Report by Little Jim Ladd (our countrywide reporter of the nation’s underbelly)
We’re at Loin End, a small province of Brisket for the annual celebration of calving. This is a ceremony undertaken to mark the coming of middle-age that entails the grazing of the calves of the male or female on their fortieth birthday.
The whole ritual is overseen by the Mayor and his acolytes, and monitored by prominent members of the medical profession, The European Court of Human Rights, MENSA, NASA and The Women’s Guild of Great Britain. Only last year, there was a complaint raised by Morris Wessex, when the surgeon’s assistant – having come off a 23-hour shift at the local hospital without food – nicked an artery and all hell let loose. Mr Wessex danced around the Maypole with a jet of blood spurting from the back of his leg, before being held down by a women from the Women’s Institute while his health took a tourniquet for the better. Mr Wessex wanted compensation but was denied by the judging panel as they said his dancing was the worst example of Morris Dancing they had witnessed outside of Moravia.
We pointed out that the ritual had its roots in slavery, when the owners had their attendants cut the tendons on the legs of their slaves, to disable them to the point where they couldn’t escape. The practice was abandoned when shackles were used as a more humane method of tethering their property. This was long before employers, with the help of Tory legislators, learned to use economic coercion as s means of keeping their resources in check.
The Mayor of Loin End, Orbis Sojourn, denied the links with slavery and said that the ceremony was part of their heritage, and didn’t constitute mutilation or abuse of any kind.
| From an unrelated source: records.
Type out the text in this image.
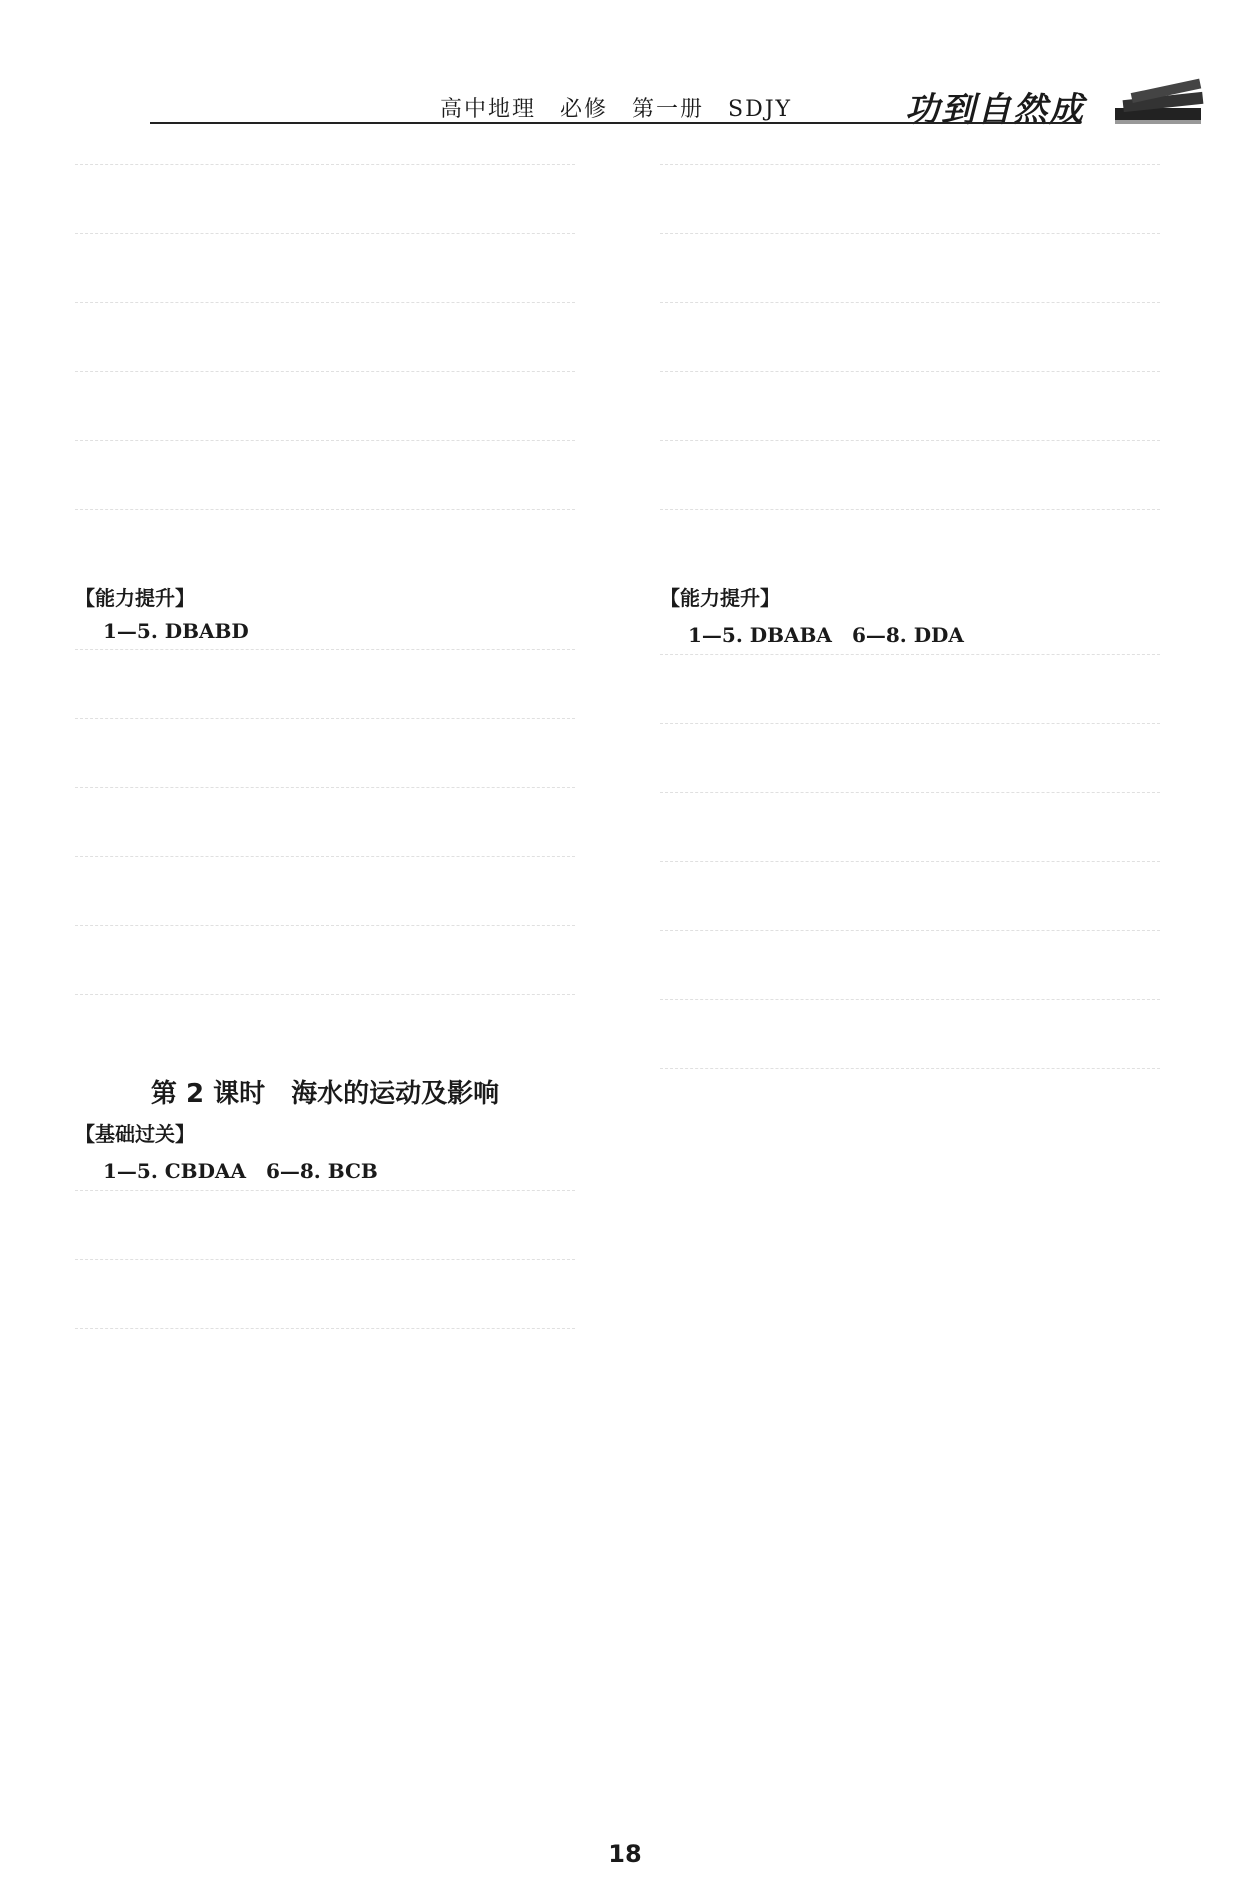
高中地理　必修　第一册　SDJY	功到自然成
【能力提升】
1—5. DBABD
第 2 课时　海水的运动及影响
【基础过关】
1—5. CBDAA　6—8. BCB
【能力提升】
1—5. DBABA　6—8. DDA
18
When we asked Mr Sojourn about the use of a Stanley knife in the ritual, he denied this saying, “No, we use Stanley’s knife. This is another heirloom for the village as it is the very knife that Henry Morton Stanley had in his pocket when he found Dr Livingstone. The tradition of the calving ceremony also honours the twinning of Loin End with the village of Ojiji, near Lake Tanganyika in modern Tanzania.”
We pressed the mayor for more justification of the ceremony and he told us that the calving provides a topic of conversation for those taking part, and is a great ice-breaker at parties , whether in the home or in a public arena. We then asked whether there are any plans to make the ritual less bloodthirsty in the future. We even suggested a tattooing ceremony that would mean there would be less pain for the participants. Mayor Sojourn countered with, “We tried that but it was more painful than the nick, and besides, we pride ourselves on going the whole hog in this village. We don’t do anything by calves.”
When we were about to point out the contradiction in this view, we corrected ourselves by recalling that this kind of thing passes for humour in Loin End. Also, having sampled the victuals in the village we realised that their mentality was very butcher based as even the local vegetarian option in pub grub had the cheese tasting of pork. In the end, we stretched our own unscarred calves and ran out of the village as soon as the sun was up.